MotoGP Valencia, semua waktu TV dan streaming
Morbidelli dan Yamaha, terlalu banyak “seandainya”
Memikirkan merek itulah yang memungkinkannya untuk meluncurkan kembali dirinya setelah tahun debut yang sangat sulit dengan Honda RC-V dari tim Marc VDS, tim yang dengannya ia memenangkan kejuaraan Moto2 setahun sebelumnya. Pada tahun 2019 Morbidelli, pebalap tim satelit Petronas, memperoleh poin lebih dari dua kali lipat, namun pada tahun 2020 terjadi ledakan nyata: pebalap Yamaha terbaik dan wakil juara MotoGP yang luar biasa. Namun hanya butuh beberapa bulan untuk mengubah segalanya: cedera saat latihan membawa pengembaraan yang nyata, Morbidelli juga harus berhenti sebelum waktunya untuk menjalani operasi dan fokus pada pemulihan fisiknya. Dia kembali untuk 5 GP terakhir tahun 2021, tetapi sejarah kini telah dibuat. Tentu saja M1 tidak lagi menjadi salah satu motor acuan MotoGP, namun di saat yang sama pebalap asal Italia itu tak mampu lagi membuat goresan: kombinasinya tak lagi berfungsi.
Dansa terakhir bersama
Pengumuman sudah beberapa waktu lalu bahwa Franco Morbidelli akan pindah ke Ducati Pramac.
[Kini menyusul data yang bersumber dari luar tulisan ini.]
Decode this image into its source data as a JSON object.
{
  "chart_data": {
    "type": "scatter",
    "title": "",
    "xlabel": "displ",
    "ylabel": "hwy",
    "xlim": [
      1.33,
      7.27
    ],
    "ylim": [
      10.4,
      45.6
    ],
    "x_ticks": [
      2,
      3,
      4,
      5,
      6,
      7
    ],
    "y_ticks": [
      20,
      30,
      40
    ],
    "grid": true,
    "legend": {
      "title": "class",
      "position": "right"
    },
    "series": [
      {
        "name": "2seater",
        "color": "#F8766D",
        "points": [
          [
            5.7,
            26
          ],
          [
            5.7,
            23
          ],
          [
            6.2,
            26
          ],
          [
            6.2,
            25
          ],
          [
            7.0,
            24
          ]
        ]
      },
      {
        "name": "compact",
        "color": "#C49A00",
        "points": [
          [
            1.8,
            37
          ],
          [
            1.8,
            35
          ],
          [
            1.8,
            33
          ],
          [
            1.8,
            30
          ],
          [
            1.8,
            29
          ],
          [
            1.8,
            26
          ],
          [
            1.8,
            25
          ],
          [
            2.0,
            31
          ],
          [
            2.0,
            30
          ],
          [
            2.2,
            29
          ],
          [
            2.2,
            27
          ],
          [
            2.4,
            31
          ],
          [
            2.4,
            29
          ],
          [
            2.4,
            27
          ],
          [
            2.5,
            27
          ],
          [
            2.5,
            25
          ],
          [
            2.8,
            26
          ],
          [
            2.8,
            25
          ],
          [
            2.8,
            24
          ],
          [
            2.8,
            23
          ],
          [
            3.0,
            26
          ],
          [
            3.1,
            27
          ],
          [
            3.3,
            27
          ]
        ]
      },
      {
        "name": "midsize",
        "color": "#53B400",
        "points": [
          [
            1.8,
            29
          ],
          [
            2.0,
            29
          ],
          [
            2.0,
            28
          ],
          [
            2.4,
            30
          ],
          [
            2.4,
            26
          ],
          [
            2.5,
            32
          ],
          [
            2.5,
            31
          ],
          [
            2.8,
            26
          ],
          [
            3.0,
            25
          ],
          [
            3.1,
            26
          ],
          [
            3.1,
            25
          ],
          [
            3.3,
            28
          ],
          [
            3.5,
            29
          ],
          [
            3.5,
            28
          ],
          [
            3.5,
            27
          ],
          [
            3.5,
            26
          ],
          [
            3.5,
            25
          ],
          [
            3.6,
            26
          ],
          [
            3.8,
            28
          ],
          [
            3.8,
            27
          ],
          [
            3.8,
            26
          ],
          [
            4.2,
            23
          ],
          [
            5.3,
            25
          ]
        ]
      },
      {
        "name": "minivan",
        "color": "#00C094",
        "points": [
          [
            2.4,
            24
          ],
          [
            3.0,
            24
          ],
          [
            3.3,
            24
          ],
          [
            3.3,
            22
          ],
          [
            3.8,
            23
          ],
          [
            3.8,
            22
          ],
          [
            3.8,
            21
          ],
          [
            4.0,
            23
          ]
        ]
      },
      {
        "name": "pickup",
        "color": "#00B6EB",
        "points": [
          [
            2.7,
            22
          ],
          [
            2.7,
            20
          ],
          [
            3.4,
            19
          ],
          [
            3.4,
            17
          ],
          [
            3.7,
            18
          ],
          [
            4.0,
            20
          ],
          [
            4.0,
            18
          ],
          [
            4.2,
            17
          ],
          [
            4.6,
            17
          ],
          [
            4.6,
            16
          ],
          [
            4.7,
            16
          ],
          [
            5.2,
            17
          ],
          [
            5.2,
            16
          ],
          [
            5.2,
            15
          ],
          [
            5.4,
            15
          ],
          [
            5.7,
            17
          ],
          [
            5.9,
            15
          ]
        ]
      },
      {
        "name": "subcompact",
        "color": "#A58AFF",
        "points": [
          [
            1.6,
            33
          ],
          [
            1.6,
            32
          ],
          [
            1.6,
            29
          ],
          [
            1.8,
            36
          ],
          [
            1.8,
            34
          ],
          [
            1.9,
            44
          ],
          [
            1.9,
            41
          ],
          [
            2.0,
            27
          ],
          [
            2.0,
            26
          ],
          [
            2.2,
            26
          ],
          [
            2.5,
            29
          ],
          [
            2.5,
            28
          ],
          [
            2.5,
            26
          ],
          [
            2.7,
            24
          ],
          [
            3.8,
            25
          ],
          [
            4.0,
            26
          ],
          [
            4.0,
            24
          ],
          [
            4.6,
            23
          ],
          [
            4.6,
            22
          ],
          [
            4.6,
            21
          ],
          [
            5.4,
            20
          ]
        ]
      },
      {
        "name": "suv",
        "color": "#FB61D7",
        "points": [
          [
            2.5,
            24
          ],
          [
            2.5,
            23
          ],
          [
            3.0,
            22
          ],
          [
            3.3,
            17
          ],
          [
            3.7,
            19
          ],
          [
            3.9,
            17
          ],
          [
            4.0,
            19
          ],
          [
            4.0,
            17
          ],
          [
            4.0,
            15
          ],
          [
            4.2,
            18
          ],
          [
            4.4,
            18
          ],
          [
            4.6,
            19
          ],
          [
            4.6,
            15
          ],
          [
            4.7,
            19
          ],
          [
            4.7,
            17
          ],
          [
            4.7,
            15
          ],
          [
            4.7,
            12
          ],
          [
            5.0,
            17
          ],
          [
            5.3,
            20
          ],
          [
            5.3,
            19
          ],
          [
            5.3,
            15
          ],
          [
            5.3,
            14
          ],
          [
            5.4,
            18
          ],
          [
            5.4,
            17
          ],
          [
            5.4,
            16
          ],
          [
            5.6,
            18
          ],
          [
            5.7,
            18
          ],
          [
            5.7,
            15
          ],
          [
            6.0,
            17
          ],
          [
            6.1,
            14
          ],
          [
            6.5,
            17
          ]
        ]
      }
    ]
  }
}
Sebuah “peluncuran kembali kedua” di MotoGP? Tentu saja Desmosedici kini menjadi motor idaman di kelas premier, ini menjadi kesempatan besar bagi Roman berusia 28 tahun itu untuk menunjukkan kemampuannya. Namun, seperti yang telah disebutkan, ini adalah putaran terakhir dengan warna Yamaha, yang tentunya merupakan babak yang sangat penting dalam kariernya. “Ini GP terakhir saya bersama tim Yamaha, jadi akan lebih seru. Saya ingin mengakhiri periode ini bersama-sama dengan cara terbaik.” Morbidelli menggarisbawahi. Harus diakui, meski tak bersinar dari segi hasil, ia tetap menyelesaikan semua balapan yang digelar tahun ini. Grand final musim ini di Valencia, kita lihat saja bagaimana perilakunya.